You hate to see it, as the kids say these days. It is, in fact, a tough scene. Like the old saying goes, one man’s trash is another man’s treasure, and that has definitely been the case for Kyle Anderson with the Grizzlies.
In his first year in Memphis during the 2018-19 season, he was more or less the same player that he had been the previous year for San Antonio. He was helpful as a versatile defender and secondary playmaker, but he was still extremely limited as an offensive threat. He would only play in 43 games due to constant pain in his right shoulder, which had been a constant issue for him over his first few years in the league, and he would receive surgery on it in April 2019.
It wasn’t until the following season that it became immediately clear how much Anderson’s constant shoulder pain was why he had been so offensively limited during his NBA career. There’s a difference between a bad shooter and a hurt shooter, and I think he sometime made us forget the difference. After all, he shot 48% from three on decent-ish volume as a sophomore at UCLA, and his shot looked fluid back then. In the NBA, however, his form looked more akin to George Washington loading a Revolutionary War-era musket than it did an NBA player shooting a basketball.
For much of his second year in Memphis, it appeared like Anderson was inevitably going to be made a roster casualty of a new regime that didn’t sign him and a new coach whose exceedingly modern system and play-style didn’t fit his game.
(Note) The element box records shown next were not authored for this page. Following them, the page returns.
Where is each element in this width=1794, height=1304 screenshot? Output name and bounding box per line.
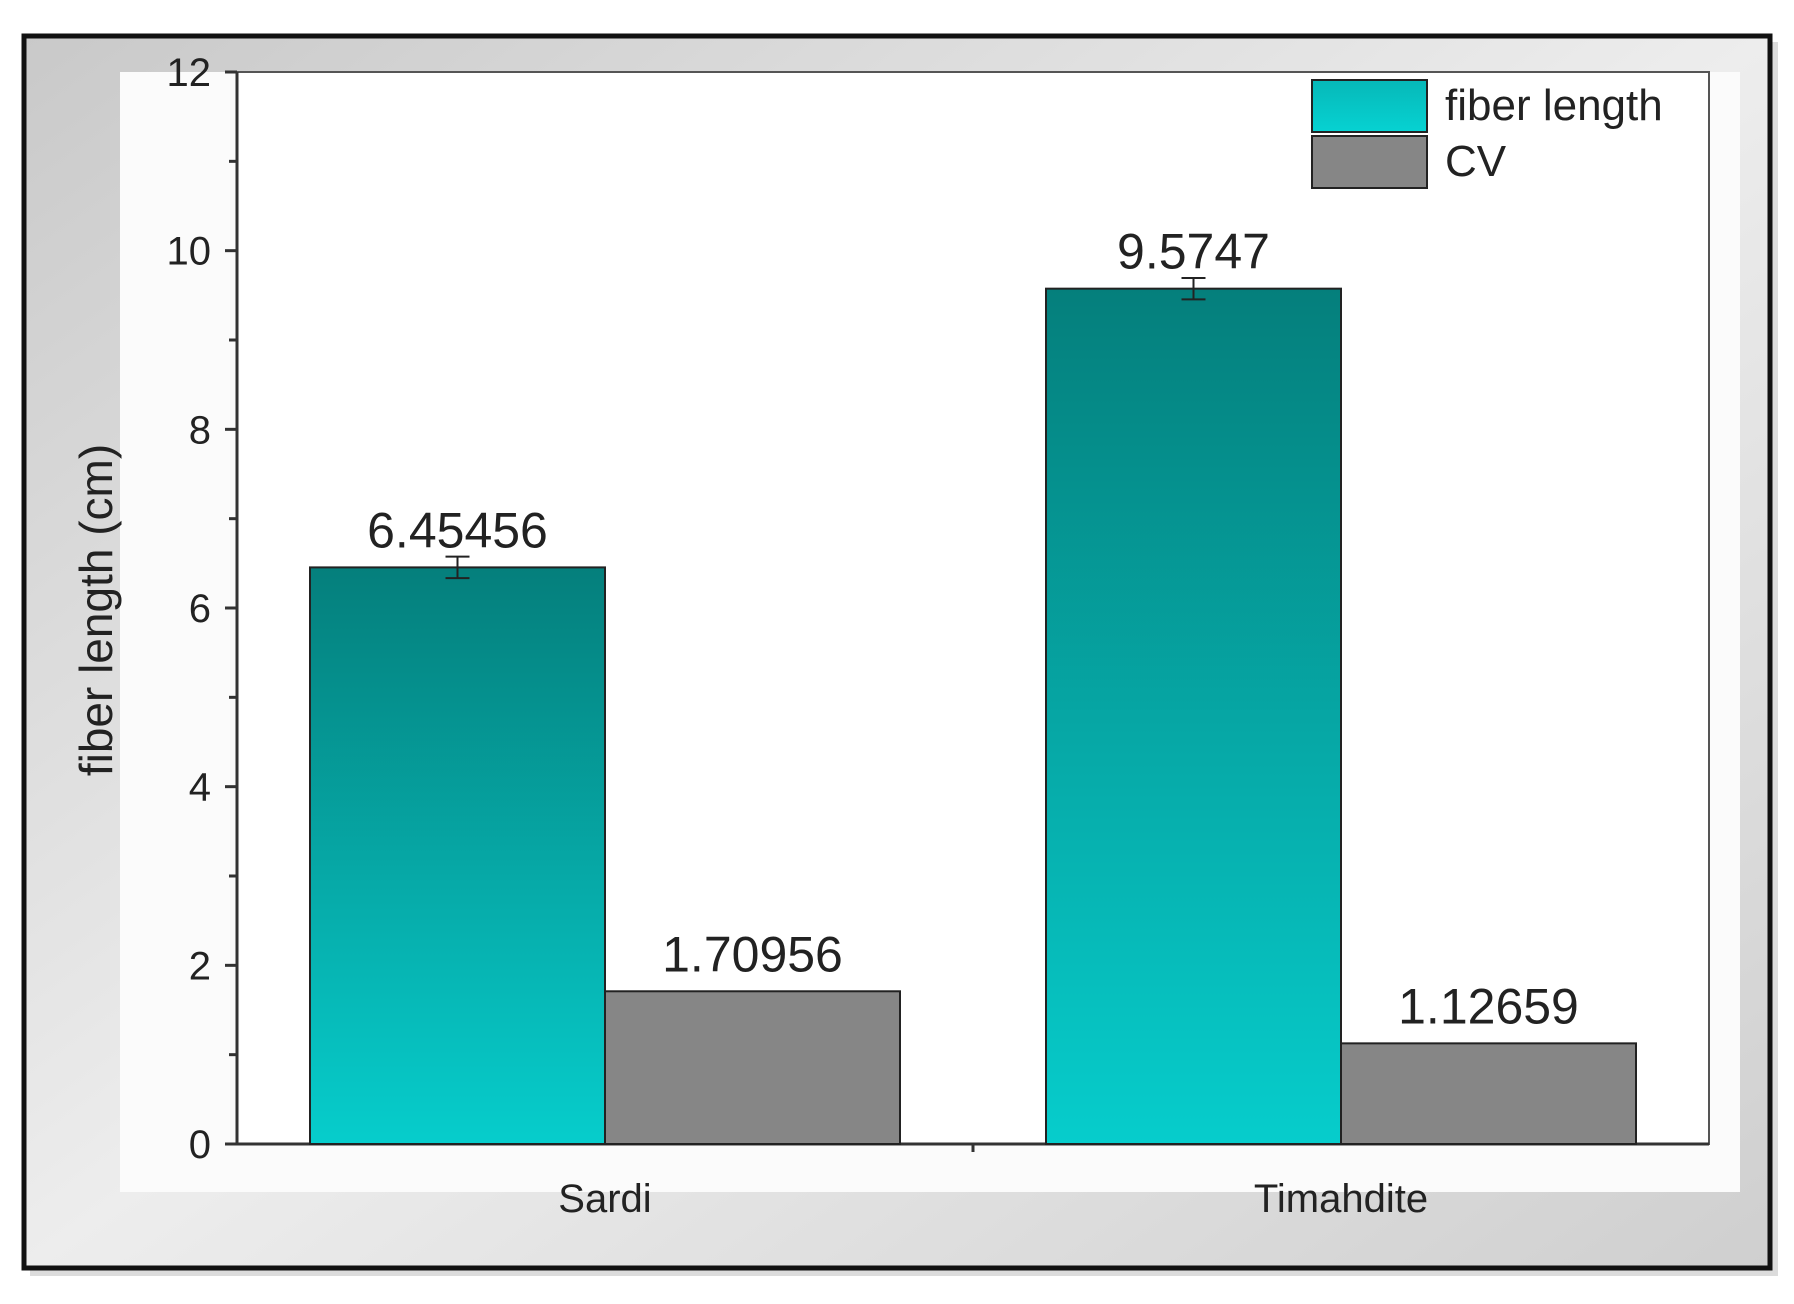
bar-cv-timahdite (1340, 1042, 1637, 1145)
y-axis: 0 2 4 6 8 10 12 (167, 51, 239, 1167)
y-tick-label: 6 (189, 587, 211, 631)
data-label: 9.5747 (1117, 224, 1270, 280)
data-label: 6.45456 (367, 502, 548, 558)
legend-swatch-fiber-length (1311, 79, 1428, 133)
y-tick-label: 2 (189, 944, 211, 988)
data-labels: 6.45456 1.70956 9.5747 1.12659 (367, 224, 1579, 1035)
data-label: 1.70956 (662, 926, 843, 982)
bar-cv-sardi (604, 990, 901, 1145)
bar-fiber-length-timahdite (1045, 287, 1342, 1145)
y-tick-label: 10 (167, 230, 212, 274)
y-tick-label: 8 (189, 408, 211, 452)
y-tick-label: 4 (189, 766, 211, 810)
legend: fiber length CV (1311, 79, 1663, 189)
y-tick-label: 0 (189, 1123, 211, 1167)
error-bar (445, 555, 470, 580)
y-axis-title: fiber length (cm) (70, 444, 122, 776)
legend-label: CV (1445, 137, 1507, 186)
bar-fiber-length-sardi (309, 566, 606, 1145)
x-tick-label: Sardi (558, 1177, 651, 1221)
bars (309, 276, 1637, 1145)
error-bar (1181, 276, 1206, 301)
legend-label: fiber length (1445, 81, 1663, 130)
legend-swatch-cv (1311, 135, 1428, 189)
data-label: 1.12659 (1398, 978, 1579, 1034)
y-tick-label: 12 (167, 51, 212, 95)
x-tick-label: Timahdite (1254, 1177, 1428, 1221)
His minutes took a fairly sharp cut, and he seemed like prime trade bait for a possible contender who needed help defensively.
Yet as bizarre as it might seem, the pandemic was truly a blessing in disguise for his career and helped him take his game to another level of Memphis. He was able to use the long layoff to finally get his shoulder healthy, and he entered the Orlando bubble with a tangibly renewed confidence.
That combination of health and confidence empowered him to arguably become the Grizzlies’ most important player during this past season, as his increased offensive capability along with his value as a playmaker helped keep the team afloat in his role as the starting power forward in the absence of Jaren Jackson Jr. He was a legitimate dark horse candidate to win Most Improved Player, posting career highs in points (12.4) and assists (3.6) while becoming an above-average three-point shooter (36%) on solid volume (3.8 attempts).
To be sure, Kyle Anderson was once like an old war musket—useful in the right situations, but is extremely slow to load, and even once it finally does, you’re probably not hitting anything with much accuracy. But now, he’s truly become the Grizzlies’ swiss army knife, useful in various different roles no matter the situation.
As the season goes along, Anderson will undoubtedly come up in trade discussions. He is entering the final year of his contract, and the Grizzlies may not want to let him walk for nothing. He has been a diamond in the rough for Memphis, but he won’t be overlooked for much longer. He will be a sought-after commodity in 2022 free agency, and the Grizzlies may not want to pay him what it will take.
However, not only do I expect him to remain with the Grizzlies this year, but I also expect them to give him an extension. Kyle Anderson has been and will continue to be excellent this year, and it’s difficult to imagine the Grizzlies making any big splashes in 2022.
There’s no better way to spend that money than on the Grizzlies favorite undervalued overproducer.